Use a 5% salt-to-water brine, roughly 3 tablespoons of kosher salt per quart of water for chops. Tenderloin can go longer, up to overnight. Brined pork can sit closer to 150°F before drying out, which gives you more thermometer margin if you're not confident yet. If you've ever wondered why restaurant pork chops are noticeably juicier than yours, this is usually why. They brined. You didn't.
Common Mistakes
Cooking to 160°F on whole cuts
This is the big one.

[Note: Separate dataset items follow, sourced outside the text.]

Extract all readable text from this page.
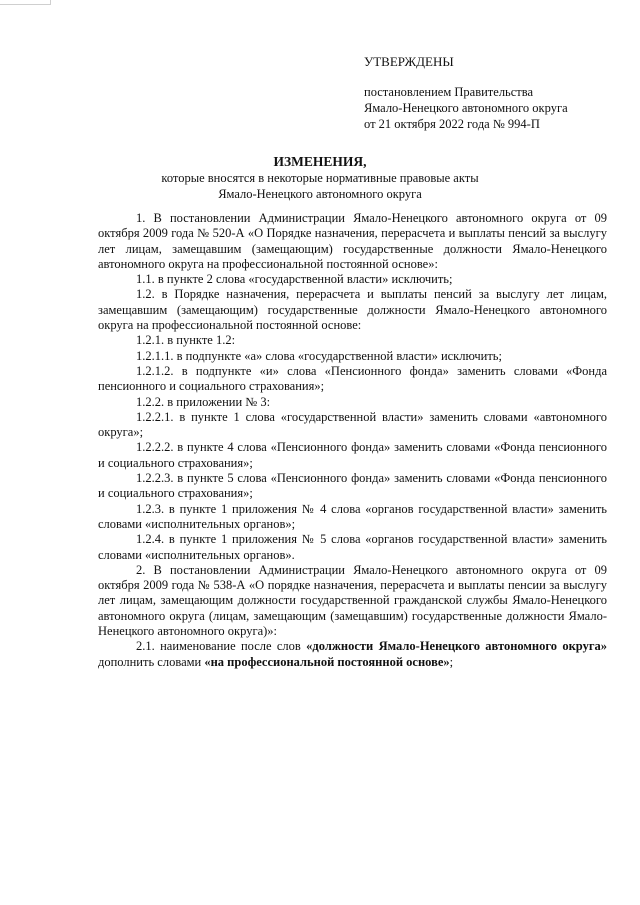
УТВЕРЖДЕНЫ
постановлением Правительства
Ямало-Ненецкого автономного округа
от 21 октября 2022 года № 994-П
ИЗМЕНЕНИЯ,
которые вносятся в некоторые нормативные правовые акты
Ямало-Ненецкого автономного округа

1. В постановлении Администрации Ямало-Ненецкого автономного округа от 09 октября 2009 года № 520-А «О Порядке назначения, перерасчета и выплаты пенсий за выслугу лет лицам, замещавшим (замещающим) государственные должности Ямало-Ненецкого автономного округа на профессиональной постоянной основе»:

1.1. в пункте 2 слова «государственной власти» исключить;

1.2. в Порядке назначения, перерасчета и выплаты пенсий за выслугу лет лицам, замещавшим (замещающим) государственные должности Ямало-Ненецкого автономного округа на профессиональной постоянной основе:

1.2.1. в пункте 1.2:

1.2.1.1. в подпункте «а» слова «государственной власти» исключить;

1.2.1.2. в подпункте «и» слова «Пенсионного фонда» заменить словами «Фонда пенсионного и социального страхования»;

1.2.2. в приложении № 3:

1.2.2.1. в пункте 1 слова «государственной власти» заменить словами «автономного округа»;

1.2.2.2. в пункте 4 слова «Пенсионного фонда» заменить словами «Фонда пенсионного и социального страхования»;

1.2.2.3. в пункте 5 слова «Пенсионного фонда» заменить словами «Фонда пенсионного и социального страхования»;

1.2.3. в пункте 1 приложения № 4 слова «органов государственной власти» заменить словами «исполнительных органов»;

1.2.4. в пункте 1 приложения № 5 слова «органов государственной власти» заменить словами «исполнительных органов».

2. В постановлении Администрации Ямало-Ненецкого автономного округа от 09 октября 2009 года № 538-А «О порядке назначения, перерасчета и выплаты пенсии за выслугу лет лицам, замещающим должности государственной гражданской службы Ямало-Ненецкого автономного округа (лицам, замещающим (замещавшим) государственные должности Ямало-Ненецкого автономного округа)»:

2.1. наименование после слов «должности Ямало-Ненецкого автономного округа» дополнить словами «на профессиональной постоянной основе»;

The USDA updated their guidance in 2011 and dropped the safe temp for whole pork cuts from 160°F to 145°F. A huge number of home cooks never got the memo and are still overcooking their pork by 15 degrees every single time. At 160°F a pork tenderloin is dry and stringy. At 145°F it is juicy and worth eating. Make the switch.
Cutting into it immediately
Rest your pork for at least 3 minutes before cutting. This is part of the USDA recommendation, not just a chef preference. Cutting immediately releases the juices onto the cutting board instead of keeping them in the meat. On a tenderloin especially, skipping the rest makes a noticeable difference in how dry the finished result feels.
Not accounting for carryover cooking
Pull at 5 degrees below your target. A pork chop pulled at 145°F will land closer to 150°F after a 3 minute rest. If you wait until the thermometer reads your target temp before pulling it off the heat, you've already overshot it.
Treating all cuts the same
Tenderloin and ribs are not the same animal in the kitchen. Tenderloin is lean, cooks fast, and dries out quickly past 145°F. Ribs and shoulder are fatty and collagen-rich. They need hours of low heat to become what they're supposed to be. Pulling a rack of ribs at 145°F because it's technically safe is like pulling a brisket at 145°F. Technically correct, practically inedible.
The Bottom Line
Buy a thermometer and stop cooking pork to 160°F. Whole cuts are done at 145°F with a 3 minute rest. Pink in the center is not a problem. Ground pork needs 160°F. Ribs and shoulder need 195 to 203°F. Everything else is just pulling at the right time and letting it rest before you cut in.